Aliayah Lunsford was 3 years old when she was reported missing on Sept. 24, 2011, from her West Virginia home. At the time, hundreds of people aided federal, state and local authorities in the search for the girl as FBI investigators went door to door and dive teams scoured a local river.
But according to the criminal complaint against Lena Lunsford, police believe Aliayah died in her home as the result of blunt force trauma inflicted by her mother in side their Lewis County, W.V., home Police allege that Lunsford struck the little girl in the head with “a solid hand held object” then did not allow anyone present to help Aliayah or call for help. The little girl allegedly died within hours.
The complaint alleges that Lena Lunsford, 34, then attempted to conceal the crime by making up a kidnapping story, “destroying evidence, concealing the victim’s body” and telling witnesses to keep quiet.
Sheriff Adam Gissy in West Virginia’s Lewis County told The Exponent Telegram that Lena Lunsford was in custody in Pinellas County, Florida. He added that she was awaiting extradition on a charge of death of a child by a parent by child abuse.
Gissy declined to tell the newspaper whether the girl’s body had been found.
Pinellas County jail records showed Lunsford was booked there Thursday on a fugitive warrant from West Virginia and subsequently released Thursday afternoon from jail to be returned to Lewis County. Lunsford had been living in an apartment in St. Petersburg.
It wasn’t immediately clear if she had an attorney.

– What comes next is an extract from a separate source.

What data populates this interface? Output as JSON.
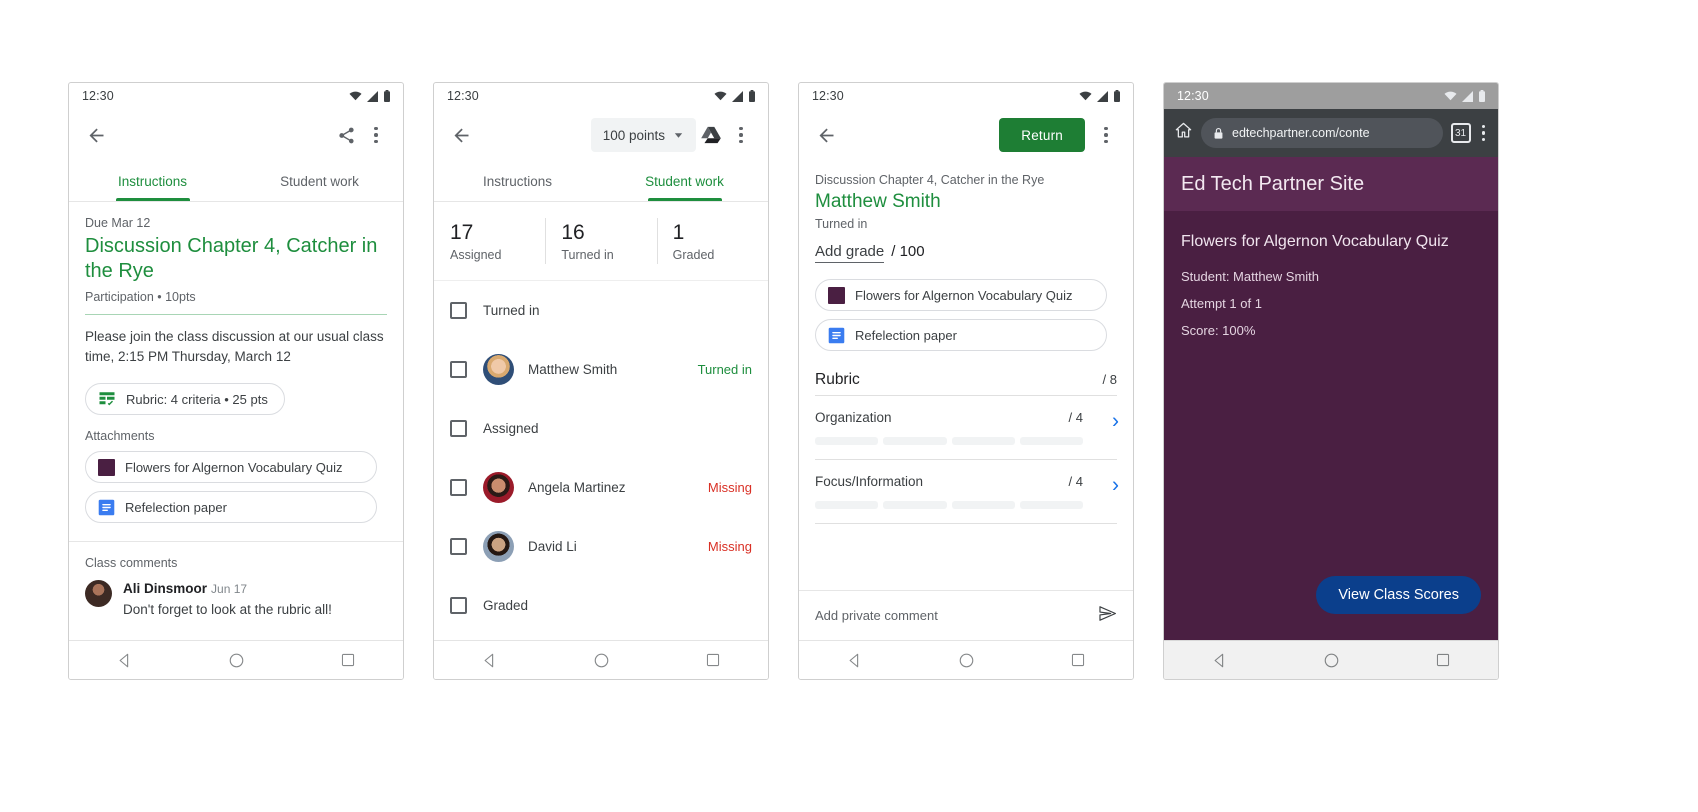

Lena Lunsford had reported she checked on her daughter in her bed early the morning of Sept. 24, 2011, and then found her gone when she looked in on her again later that morning. At the time, the woman was eight months pregnant and subsequently gave birth to twins.
Lunsford spent eight months in prison for welfare fraud after her daughter vanished, then had additional short stays on probation violations, records show. Her parental rights were terminated by the West Virginia courts, and her six other children were put in state custody.
In 2011 during the search for the missing girl, the National Center for Missing & Exploited Children dispatched a retired investigator to advise local officers.